O castelo ficava no topo de um penhasco íngreme, com paredes resistentes e muralhas altas. O Castelo Jevariano era nada menos que uma fortaleza natural, e era onde Emily von Jervain deveria estar.
— É a propriedade da família Jervain. Eles vão me reconhecer, e isso não vai acabar bem.
— Estamos ficando sem comida… e temos algumas coisas para vender.
— Você só vai chamar atenção.
O povo do Norte trata a linhagem Jervain com o maior respeito, afinal são o escudo do Norte, por isso é impossível que os habitantes locais não reconheçam um membro quando o veem.
Portanto, era difícil para Callius entrar nas propriedades dos Jervain.
Porque a notícia rapidamente chegaria à família assim que os moradores o reconhecessem e o saudassem.
‘Eu sou a ovelha negra, então vai dar merda se eu vagar por aqui.’
Seria muita sorte se ninguém me recebesse com uma faca e me repreendesse para sair de lá.
— Vamos lá.
O que é urgente agora não é a existência de Emily, mas o dono da Espada Espiritual, Bernard.

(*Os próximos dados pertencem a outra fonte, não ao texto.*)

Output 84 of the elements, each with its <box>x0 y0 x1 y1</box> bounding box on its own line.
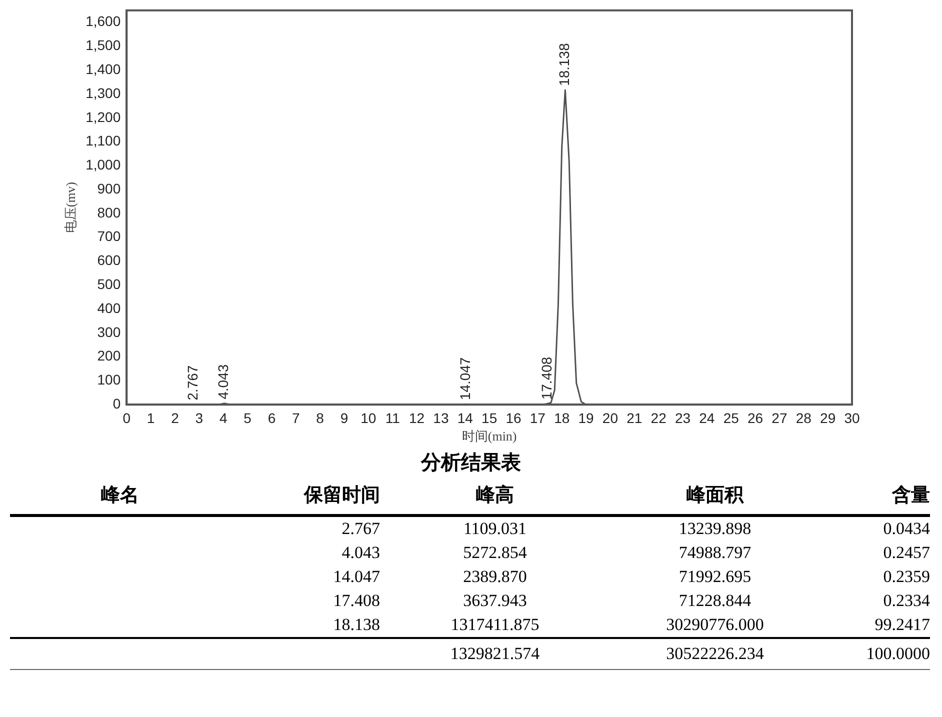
text: 3637.943 <box>463 591 527 610</box>
x-tick-label: 21 <box>626 410 642 426</box>
x-tick-label: 28 <box>796 410 812 426</box>
y-tick-label: 800 <box>97 204 121 220</box>
x-tick-label: 3 <box>195 410 204 426</box>
category-label: 峰高 <box>380 478 610 516</box>
x-tick-label: 24 <box>699 410 715 426</box>
text: 74988.797 <box>678 543 752 562</box>
text: 1109.031 <box>463 519 527 538</box>
text: 分析结果表 <box>420 449 522 476</box>
text: 2389.870 <box>463 567 527 586</box>
y-tick-label: 700 <box>97 228 121 244</box>
y-tick-label: 1,500 <box>86 37 121 54</box>
y-tick-label: 900 <box>97 180 121 196</box>
y-tick-label: 600 <box>97 252 121 268</box>
text: 2.767 <box>342 519 380 538</box>
x-tick-label: 0 <box>122 410 131 426</box>
annotation: 2.767 <box>184 365 200 400</box>
y-tick-label: 1,300 <box>86 84 121 101</box>
text: 4.043 <box>342 543 380 562</box>
y-tick-label: 300 <box>97 324 121 340</box>
x-tick-label: 5 <box>244 410 252 426</box>
text: 0.2359 <box>883 567 930 586</box>
x-tick-label: 17 <box>530 410 546 426</box>
y-tick-label: 1,100 <box>86 132 121 149</box>
text: 71228.844 <box>678 591 752 610</box>
x-tick-label: 7 <box>292 410 300 426</box>
x-tick-label: 14 <box>457 410 474 426</box>
text: 5272.854 <box>463 543 527 562</box>
x-tick-label: 15 <box>482 410 498 426</box>
x-tick-label: 22 <box>650 410 667 426</box>
text: 0.0434 <box>883 519 930 538</box>
y-tick-label: 1,400 <box>86 60 121 77</box>
annotation: 17.408 <box>538 356 554 400</box>
text: 14.047 <box>333 567 380 586</box>
text: 0.2457 <box>883 543 930 562</box>
text: 17.408 <box>333 591 380 610</box>
y-tick-label: 1,000 <box>86 156 121 173</box>
x-tick-label: 12 <box>408 410 425 426</box>
annotation: 4.043 <box>215 364 232 400</box>
x-tick-label: 30 <box>844 410 860 426</box>
x-tick-label: 27 <box>772 410 788 426</box>
text: 30290776.000 <box>666 615 764 634</box>
text: 18.138 <box>333 615 380 634</box>
category-label: 保留时间 <box>230 478 380 516</box>
y-tick-label: 400 <box>97 300 121 316</box>
x-tick-label: 20 <box>602 410 618 426</box>
x-tick-label: 8 <box>316 410 324 426</box>
x-axis-title: 时间(min) <box>462 428 517 444</box>
x-tick-label: 9 <box>340 410 348 426</box>
annotation: 14.047 <box>457 357 474 400</box>
y-axis-title: 电压(mv) <box>63 182 78 234</box>
y-tick-label: 1,600 <box>86 13 121 30</box>
text: 1317411.875 <box>450 615 540 634</box>
category-label: 峰名 <box>10 478 230 516</box>
x-tick-label: 26 <box>747 410 764 426</box>
text: 0.2334 <box>883 591 930 610</box>
x-tick-label: 4 <box>219 410 228 426</box>
text: 13239.898 <box>678 519 752 538</box>
text: 30522226.234 <box>666 644 764 663</box>
x-tick-label: 16 <box>506 410 522 426</box>
category-label: 含量 <box>820 478 930 516</box>
y-tick-label: 500 <box>97 276 121 292</box>
text: 71992.695 <box>678 567 752 586</box>
category-label: 峰面积 <box>610 478 820 516</box>
y-tick-label: 200 <box>97 348 121 364</box>
y-tick-label: 0 <box>112 395 121 412</box>
text: 1329821.574 <box>450 644 540 663</box>
y-tick-label: 100 <box>97 372 121 388</box>
x-tick-label: 23 <box>674 410 691 426</box>
text: 100.0000 <box>866 644 930 663</box>
x-tick-label: 10 <box>360 410 376 426</box>
x-tick-label: 18 <box>554 410 570 426</box>
x-tick-label: 19 <box>578 410 594 426</box>
x-tick-label: 11 <box>385 410 400 426</box>
y-tick-label: 1,200 <box>86 108 121 125</box>
x-tick-label: 13 <box>433 410 449 426</box>
x-tick-label: 29 <box>820 410 836 426</box>
x-tick-label: 1 <box>146 410 155 426</box>
x-tick-label: 2 <box>171 410 180 426</box>
text: 99.2417 <box>874 615 930 634</box>
x-tick-label: 6 <box>268 410 276 426</box>
x-tick-label: 25 <box>723 410 740 426</box>
annotation: 18.138 <box>556 42 572 86</box>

— Mas que tipo de pessoa é esse Bernard que precisamos encontrar?
Os cantos dos lábios di Callius se contraíram com a pergunta de Bruns.
Seus olhos ficaram afiados e suas mãos roçaram o punho da espada pendurada em sua cintura.
— Aquele maldito velho.
Fortaleza Jevariana.
Cheleleuk.
Correntes grossas sacudiram quando os enormes portões se abriram lentamente.
Kugugung.
Uma criança e duas servas podiam ser vistas entrando.
A garota tinha cabelo preto e olhos cinzentos, e seu cabelo curto estava amarrado por um toucado bem bonito.
Era Emily von Jervain.
Assim que os portões se abriram, ela entrou e correu para a capela.
Abrindo a porta, havia um velho de cabelos grisalhos, bebendo álcool em frente à estátua de Valtherus.
— Oh, isso aqui é água benta…
Seu rosto estava corado como se estivesse completamente bêbado, e o álcool escorria por sua barba branca.
Se estava fingindo ser um sacerdote, ele não deu uma impressão muito boa.
— Vovô? O senhor sabe de onde acabei de voltar?
— Hã? Quem é você?
— É Emily, Emily! O senhor nem se lembra mais de mim?!
— Ah, Emily, minha netinha querida!
— Não, não sou neta do vovô, sou mais como sua sobrinha-neta.
— E onde você estava? Os servos estavam procurando por você desde que desapareceu.
Emily se sentou de um lado da capela com um rosto irritadiço.
— Eu fui brandir minha espada contra os bandidos, mas acabei capturada.
— Ahh… Por que você fez uma coisa dessas? Eu disse que era muito cedo para você.
— Eu nunca matei ninguém. Albert falou que é preciso matar para se tornar um verdadeiro Cavaleiro. Então, meu sangue divino vai poder ser desbloqueado.
O sacerdote olhou para Emily com pena e deu um tapinha no seu ombro.
— Mas como você escapou?
— Alguém… me ajudou.
— Oh, que ser abençoado! Quem é, preciso agradecer pessoalmente.
— É alguém que o vovô conhece.
— Hm…? Alguém que eu conheça? Gilbert? Não, ele está na linha de frente agora… Então, Charlie? Não, ele está caçando bestas mágicas na Floresta Branca…
— Quem poderia ser?
— A ovelha negra dos Jervain.
O sacerdote bêbado semicerrou os olhos.
— Ei…
— Aquele bastardo… me salvou.
— Como ele estava?
— Ele é bonito. E me chamou de inteligente.
— Mas ele não foi vulgar, né?
— Não… assim como o vovô disse.
— Hahaha!
O sacerdote rindo alegremente tocou o punho da espada pendurada na cintura.
— Callius. Então ele voltou.
O nome dele era Bernard.
Um Paladino, que encontrou sua própria espada depois de uma longa peregrinação.